Praful Mehta

Personal information
- Full name: Praful Shantilal Mehta
- Born: 1938 (age 87–88) Dar-es-Salaam, Tanzania
- Batting: Left-handed
- Bowling: Wicket-keeper

International information
- National side: East Africa;
- Only ODI (cap 12): 11 June, 1975 v India
- Source: Cricket Archive, 20 January 2022

= Praful Mehta =

Tanzanian cricketer (born 1938)

Praful Shantilal Mehta (born 1938) was a Tanzanian cricketer. He played one One day International representing East Africa in the 1975 World Cup.
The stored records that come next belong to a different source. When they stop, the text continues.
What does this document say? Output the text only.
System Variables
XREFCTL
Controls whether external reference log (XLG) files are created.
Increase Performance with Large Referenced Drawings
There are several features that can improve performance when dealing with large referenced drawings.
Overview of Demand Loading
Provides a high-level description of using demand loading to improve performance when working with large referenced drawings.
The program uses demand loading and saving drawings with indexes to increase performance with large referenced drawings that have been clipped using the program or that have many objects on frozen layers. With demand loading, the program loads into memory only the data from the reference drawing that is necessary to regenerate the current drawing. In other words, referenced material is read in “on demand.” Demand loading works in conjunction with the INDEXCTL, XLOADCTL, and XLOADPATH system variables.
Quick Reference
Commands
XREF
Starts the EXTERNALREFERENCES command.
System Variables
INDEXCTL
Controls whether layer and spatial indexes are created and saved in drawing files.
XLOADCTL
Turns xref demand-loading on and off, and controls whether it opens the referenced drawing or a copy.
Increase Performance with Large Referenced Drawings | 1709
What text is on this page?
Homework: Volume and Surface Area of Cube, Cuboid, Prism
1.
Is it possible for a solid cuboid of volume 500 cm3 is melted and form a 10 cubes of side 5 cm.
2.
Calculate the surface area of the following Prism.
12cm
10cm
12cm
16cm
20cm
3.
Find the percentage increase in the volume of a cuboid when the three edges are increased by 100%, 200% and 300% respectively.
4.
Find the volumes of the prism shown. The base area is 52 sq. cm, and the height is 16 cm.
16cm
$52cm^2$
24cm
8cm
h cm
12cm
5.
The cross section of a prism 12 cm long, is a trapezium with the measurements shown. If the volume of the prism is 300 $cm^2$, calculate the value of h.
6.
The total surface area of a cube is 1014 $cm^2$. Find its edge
He was a wicket-keeper and aggressive batsman who played locally for the Upanga Sports Club. They won the 1970 championship where Mehta had a season average of 52, including an unbeaten century against the Cooper Motors team.

Praful Mehta was Captain of Tanzania Cricket Team from 1970 to end of 1973.

Praful Mehta played for Tanzania Cricket Team which participated in The  Inter Territorial Quadrangular Cricket Cup Tournament Championship played in Nairobi, Kenya in 1968 made highest runs for Tanzania Cricket Team, Scored 96 runs against Uganda Cricket Team, 88 runs against Kenya Cricket Team and 45 runs against Zambia Cricket Team.

Tanzania Cricket Team for the first time won The Inter Territorial Quadrangular Cricket Tournament Championship in Nairobi, Kenya in 1968.

Praful Mehta of Tanzania Cricket Team Scored 55 runs not out against M.C.C. Cricket Team from England in three days test cricket match played at Daressalaam Gymkhana Cricket Ground Daressalaam, Tanzania in January,1974. Captain of M.C.C.Cricket Team was Mr. Mike Brearley who latter became Captain of England Cricket Team. The result of test match was draw.

Praful Mehta Played twice for East Africa .Cricket Team which toured England Twice. First in 1972 when East Africa Cricket Team toured England to play Cricket against all the English County Cricket Clubs in England in June, July 1972.

Praful Mehta second time toured England in 1975 with East Africa Cricket Team which toured England to participate to play in First Prudential World Cricket Cup Tournament Championship held in England in June, 1975.